I think it's hard to understate how far away the common practices of competitive debate are from actually doing anything that helps you better understand how the world works, or has much to do with truth-seeking. And at the same time, my experience of the debate community is that they do think that they are learning valuable skills that help them better navigate the world and communicate to each other.
Overall, my sense is that it's very hard to organize an event like this and actually have the narrative of "To be clear, please don't ever actually talk to other people in EA the way you talk to other people on stage here. I would consider that quite rude and probably actively harmful, and also, I really don't think the sport we are practicing here is helping you understand the world better, please don't take this seriously".
Like, I would be really surprised if anything like that was said at the opening talk of this event, but like, I do think that is the actually right attitude to have towards debate if you don't want it to hurt you. I've talked to a bunch of people in the EA community who have a debating background, and all of the ones I've talked to thought that overall the habits they learned were probably bad, and the whole process really didn't have much to do with truth-seeking.
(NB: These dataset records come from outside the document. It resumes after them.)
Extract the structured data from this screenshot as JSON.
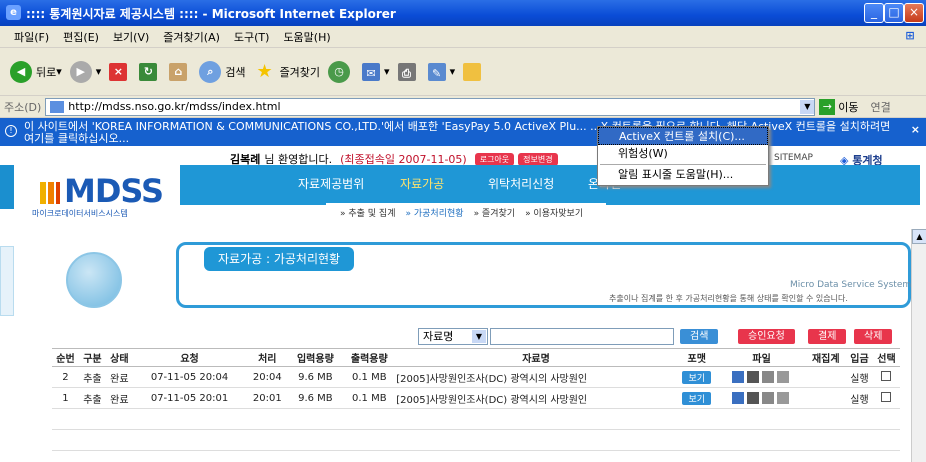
{
  "window": {
    "title": ":::: 통계원시자료 제공시스템 :::: - Microsoft Internet Explorer"
  },
  "menu": [
    "파일(F)",
    "편집(E)",
    "보기(V)",
    "즐겨찾기(A)",
    "도구(T)",
    "도움말(H)"
  ],
  "toolbar": {
    "back": "뒤로",
    "search": "검색",
    "favorites": "즐겨찾기"
  },
  "address": {
    "label": "주소(D)",
    "url": "http://mdss.nso.go.kr/mdss/index.html",
    "go": "이동",
    "links": "연결"
  },
  "infobar": {
    "text": "이 사이트에서 'KOREA INFORMATION & COMMUNICATIONS CO.,LTD.'에서 배포한 'EasyPay 5.0 ActiveX Plu... ...X 컨트롤을 필요로 합니다. 해당 ActiveX 컨트롤을 설치하려면 여기를 클릭하십시오..."
  },
  "contextmenu": {
    "items": [
      "ActiveX 컨트롤 설치(C)...",
      "위험성(W)",
      "알림 표시줄 도움말(H)..."
    ]
  },
  "user": {
    "name": "김복례",
    "greet": "님 환영합니다.",
    "last": "(최종접속일 2007-11-05)",
    "logout": "로그아웃",
    "info": "정보변경"
  },
  "topright": "SITEMAP",
  "stat": {
    "name": "통계청"
  },
  "logo": {
    "text": "MDSS",
    "sub": "마이크로데이터서비스시스템"
  },
  "nav": {
    "items": [
      "자료제공범위",
      "자료가공",
      "위탁처리신청",
      "온라인"
    ]
  },
  "subnav": [
    "» 추출 및 집계",
    "» 가공처리현황",
    "» 즐겨찾기",
    "» 이용자맞보기"
  ],
  "hero": {
    "title": "자료가공 : 가공처리현황",
    "mds": "Micro Data Service System",
    "desc": "추출이나 집계를 한 후 가공처리현황을 통해 상태를 확인할 수 있습니다."
  },
  "search": {
    "select": "자료명",
    "buttons": [
      "검색",
      "승인요청",
      "결제",
      "삭제"
    ]
  },
  "table": {
    "headers": [
      "순번",
      "구분",
      "상태",
      "요청",
      "처리",
      "입력용량",
      "출력용량",
      "자료명",
      "포맷",
      "파일",
      "재집계",
      "입금",
      "선택"
    ],
    "rows": [
      [
        "2",
        "추출",
        "완료",
        "07-11-05 20:04",
        "20:04",
        "9.6 MB",
        "0.1 MB",
        "[2005]사망원인조사(DC) 광역시의 사망원인",
        "보기",
        "",
        "",
        "실행",
        ""
      ],
      [
        "1",
        "추출",
        "완료",
        "07-11-05 20:01",
        "20:01",
        "9.6 MB",
        "0.1 MB",
        "[2005]사망원인조사(DC) 광역시의 사망원인",
        "보기",
        "",
        "",
        "실행",
        ""
      ]
    ]
  },
  "colors": {
    "titlebar": "#0a4cd6",
    "infobar": "#1661ce",
    "nav": "#1f97d6",
    "accent": "#e8354c"
  }
}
For people who are unfamiliar with the degree to which various competitive debating practices have created to me quite horrifying abominations, here is an example of a very high-level competitive debate:
I do think British Parliamentary Debate style is a bit less broken than this, but like, not that much. I think overall, the sport really doesn't have much to do with even just real and normal political debate, which is already a bad thing to imitate.
This again, doesn't make me totally confident that the above is a bad project, but I do sure feel like I would warn people against attending events like this, and am pretty worried about adopting more of the competitive debating culture with things like this, and also don't super think that given how far the sport has deteriorated, that skill in it is really predictive at all in truth-seeking ability, after you control for g (and my guess is negatively correlated after you control for g, though I am less confident of that).